- Born: 1936 Acoma Pueblo
- Known for: Seed jars
- Style: Pottery

= Rachel Concho =

Native American artist (born 1936)

Rachel Concho (born 1936) is a Native American artist and potter of the Acoma Pueblo. She is best known for her painted seed jars: small circular pots, nearly closed except for a small hole at the top, used for storing seeds from one harvest for planting in the next. She draws inspiration from ancient designs of the Acoma Pueblo including from shards associated with the Mimbres culture, which flourished in what is now New Mexico and Arizona from about 200 CE to the Spanish conquests of the sixteenth century. Concho has won many prizes for her work, including "Best in Show" at the Santa Fe Indian Market of 2000. Her seed jars have entered the permanent collections of several museums, including the Smithsonian Institution.

== Family, career, and accolades ==

Rachel Concho's family belongs to the Roadrunner Clan of the Acoma Pueblo. Her mother, Santana Cerno, taught her the art of pottery. Her brother, Joseph Cerno, and her daughter-in-law, Carolyn Lewis-Concho, are also artists.

While most of Concho's designs follow traditional patterns, she has also created designs that are not in the Acoma tradition, including one based on spiders.

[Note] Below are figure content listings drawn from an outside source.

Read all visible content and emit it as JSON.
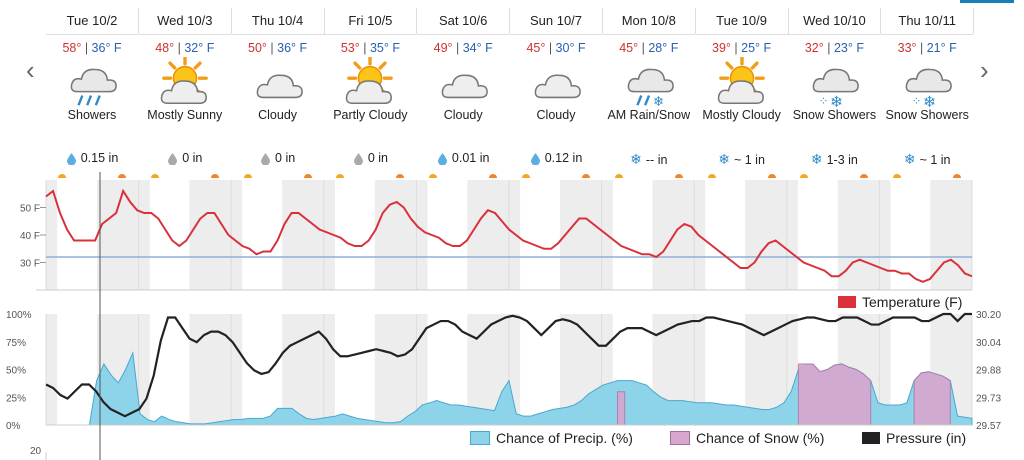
{
  "nav": {
    "prev_icon": "chevron-left-icon",
    "next_icon": "chevron-right-icon"
  },
  "days": [
    {
      "date": "Tue 10/2",
      "hi": "58°",
      "lo": "36° F",
      "icon": "rain-icon",
      "condition": "Showers",
      "precip_icon": "raindrop-icon",
      "precip": "0.15 in"
    },
    {
      "date": "Wed 10/3",
      "hi": "48°",
      "lo": "32° F",
      "icon": "sun-cloud-icon",
      "condition": "Mostly Sunny",
      "precip_icon": "raindrop-gray-icon",
      "precip": "0 in"
    },
    {
      "date": "Thu 10/4",
      "hi": "50°",
      "lo": "36° F",
      "icon": "cloud-icon",
      "condition": "Cloudy",
      "precip_icon": "raindrop-gray-icon",
      "precip": "0 in"
    },
    {
      "date": "Fri 10/5",
      "hi": "53°",
      "lo": "35° F",
      "icon": "sun-cloud-icon",
      "condition": "Partly Cloudy",
      "precip_icon": "raindrop-gray-icon",
      "precip": "0 in"
    },
    {
      "date": "Sat 10/6",
      "hi": "49°",
      "lo": "34° F",
      "icon": "cloud-icon",
      "condition": "Cloudy",
      "precip_icon": "raindrop-icon",
      "precip": "0.01 in"
    },
    {
      "date": "Sun 10/7",
      "hi": "45°",
      "lo": "30° F",
      "icon": "cloud-icon",
      "condition": "Cloudy",
      "precip_icon": "raindrop-icon",
      "precip": "0.12 in"
    },
    {
      "date": "Mon 10/8",
      "hi": "45°",
      "lo": "28° F",
      "icon": "rain-snow-icon",
      "condition": "AM Rain/Snow",
      "precip_icon": "snowflake-icon",
      "precip": "-- in"
    },
    {
      "date": "Tue 10/9",
      "hi": "39°",
      "lo": "25° F",
      "icon": "sun-cloud-icon",
      "condition": "Mostly Cloudy",
      "precip_icon": "snowflake-icon",
      "precip": "~ 1 in"
    },
    {
      "date": "Wed 10/10",
      "hi": "32°",
      "lo": "23° F",
      "icon": "snow-icon",
      "condition": "Snow Showers",
      "precip_icon": "snowflake-icon",
      "precip": "1-3 in"
    },
    {
      "date": "Thu 10/11",
      "hi": "33°",
      "lo": "21° F",
      "icon": "snow-icon",
      "condition": "Snow Showers",
      "precip_icon": "snowflake-icon",
      "precip": "~ 1 in"
    }
  ],
  "temp_chart": {
    "ticks": [
      "50 F",
      "40 F",
      "30 F"
    ],
    "legend": "Temperature (F)",
    "color": "#d9303a",
    "freezing_line_color": "#8fb0d8",
    "series": [
      54,
      56,
      48,
      42,
      38,
      38,
      38,
      38,
      44,
      46,
      48,
      56,
      52,
      49,
      48,
      48,
      46,
      42,
      38,
      36,
      38,
      42,
      46,
      48,
      48,
      44,
      40,
      38,
      36,
      35,
      33,
      34,
      34,
      38,
      44,
      48,
      48,
      46,
      44,
      42,
      41,
      40,
      39,
      37,
      36,
      36,
      38,
      42,
      48,
      51,
      52,
      50,
      46,
      43,
      41,
      40,
      39,
      37,
      36,
      36,
      38,
      42,
      46,
      49,
      48,
      45,
      42,
      40,
      38,
      37,
      36,
      35,
      35,
      37,
      40,
      43,
      46,
      46,
      44,
      42,
      40,
      38,
      36,
      35,
      34,
      33,
      33,
      32,
      34,
      38,
      42,
      44,
      43,
      40,
      38,
      36,
      34,
      32,
      30,
      28,
      28,
      30,
      34,
      37,
      38,
      36,
      34,
      32,
      30,
      29,
      28,
      27,
      25,
      25,
      27,
      30,
      31,
      30,
      29,
      28,
      27,
      27,
      26,
      26,
      24,
      23,
      24,
      27,
      30,
      31,
      29,
      26,
      25
    ],
    "freezing": 32
  },
  "precip_chart": {
    "left_ticks": [
      "100%",
      "75%",
      "50%",
      "25%",
      "0%"
    ],
    "right_ticks": [
      "30.20",
      "30.04",
      "29.88",
      "29.73",
      "29.57"
    ],
    "legend_precip": "Chance of Precip. (%)",
    "legend_snow": "Chance of Snow (%)",
    "legend_pressure": "Pressure (in)",
    "precip_color": "#8dd3ea",
    "snow_color": "#d8a6cf",
    "pressure_color": "#222222",
    "precip": [
      0,
      0,
      0,
      0,
      0,
      0,
      0,
      40,
      55,
      45,
      38,
      50,
      65,
      10,
      5,
      3,
      8,
      5,
      3,
      2,
      1,
      1,
      1,
      2,
      3,
      4,
      5,
      5,
      6,
      6,
      6,
      8,
      15,
      15,
      15,
      10,
      6,
      5,
      6,
      7,
      8,
      10,
      8,
      6,
      5,
      4,
      3,
      2,
      2,
      3,
      8,
      12,
      18,
      20,
      22,
      20,
      18,
      18,
      17,
      16,
      15,
      14,
      13,
      30,
      40,
      10,
      8,
      8,
      10,
      12,
      14,
      15,
      16,
      18,
      22,
      28,
      32,
      36,
      38,
      40,
      40,
      40,
      38,
      36,
      30,
      25,
      22,
      22,
      22,
      21,
      20,
      20,
      20,
      19,
      18,
      18,
      17,
      16,
      15,
      14,
      14,
      16,
      20,
      30,
      50,
      55,
      55,
      48,
      50,
      54,
      55,
      52,
      50,
      46,
      40,
      20,
      18,
      18,
      18,
      20,
      40,
      47,
      48,
      46,
      44,
      40,
      8,
      7,
      6
    ],
    "snow": [
      0,
      0,
      0,
      0,
      0,
      0,
      0,
      0,
      0,
      0,
      0,
      0,
      0,
      0,
      0,
      0,
      0,
      0,
      0,
      0,
      0,
      0,
      0,
      0,
      0,
      0,
      0,
      0,
      0,
      0,
      0,
      0,
      0,
      0,
      0,
      0,
      0,
      0,
      0,
      0,
      0,
      0,
      0,
      0,
      0,
      0,
      0,
      0,
      0,
      0,
      0,
      0,
      0,
      0,
      0,
      0,
      0,
      0,
      0,
      0,
      0,
      0,
      0,
      0,
      0,
      0,
      0,
      0,
      0,
      0,
      0,
      0,
      0,
      0,
      0,
      0,
      0,
      0,
      0,
      30,
      30,
      0,
      0,
      0,
      0,
      0,
      0,
      0,
      0,
      0,
      0,
      0,
      0,
      0,
      0,
      0,
      0,
      0,
      0,
      0,
      0,
      0,
      0,
      0,
      55,
      55,
      55,
      48,
      50,
      54,
      55,
      52,
      50,
      46,
      40,
      0,
      0,
      0,
      0,
      0,
      40,
      47,
      48,
      46,
      44,
      40,
      0,
      0,
      0
    ],
    "pressure": [
      29.8,
      29.78,
      29.74,
      29.72,
      29.76,
      29.8,
      29.8,
      29.76,
      29.7,
      29.66,
      29.64,
      29.62,
      29.64,
      29.66,
      29.72,
      29.85,
      30.05,
      30.18,
      30.18,
      30.12,
      30.06,
      30.04,
      30.08,
      30.1,
      30.1,
      30.08,
      30.04,
      29.98,
      29.92,
      29.88,
      29.86,
      29.87,
      29.92,
      29.98,
      30.02,
      30.04,
      30.06,
      30.08,
      30.1,
      30.06,
      30.0,
      29.96,
      29.96,
      29.97,
      29.98,
      29.99,
      30.0,
      29.99,
      29.98,
      29.96,
      29.97,
      30.0,
      30.06,
      30.12,
      30.14,
      30.16,
      30.16,
      30.14,
      30.1,
      30.08,
      30.06,
      30.1,
      30.14,
      30.16,
      30.18,
      30.19,
      30.18,
      30.16,
      30.12,
      30.08,
      30.12,
      30.16,
      30.17,
      30.16,
      30.14,
      30.1,
      30.06,
      30.02,
      30.02,
      30.06,
      30.1,
      30.12,
      30.12,
      30.12,
      30.1,
      30.08,
      30.1,
      30.12,
      30.14,
      30.15,
      30.16,
      30.16,
      30.18,
      30.18,
      30.17,
      30.16,
      30.15,
      30.14,
      30.12,
      30.1,
      30.08,
      30.1,
      30.12,
      30.14,
      30.16,
      30.17,
      30.18,
      30.18,
      30.17,
      30.16,
      30.16,
      30.18,
      30.18,
      30.18,
      30.16,
      30.14,
      30.14,
      30.16,
      30.18,
      30.18,
      30.18,
      30.18,
      30.16,
      30.16,
      30.18,
      30.2,
      30.2,
      30.16,
      30.2,
      30.2
    ]
  },
  "lower_chart": {
    "tick": "20"
  }
}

In the book Southwestern Pottery: Anasazi to Zuni, Allan Hayes and John Blom included Rachel Concho among the "stars and superstars" of late twentieth-century Acoma ceramicists, and featured her seed jars as examples of work by "members of the elite corps" of this artistic community.

== Collections ==

Her works have entered the permanent collections of several museums. These include the Smithsonian National Museum of the American Indian, in Washington, DC; the Grice Collection of Native American Art of the Mint Museum in Charlotte, North Carolina; and the Krannert Art Museum of the University of Illinois at Urbana-Champaign.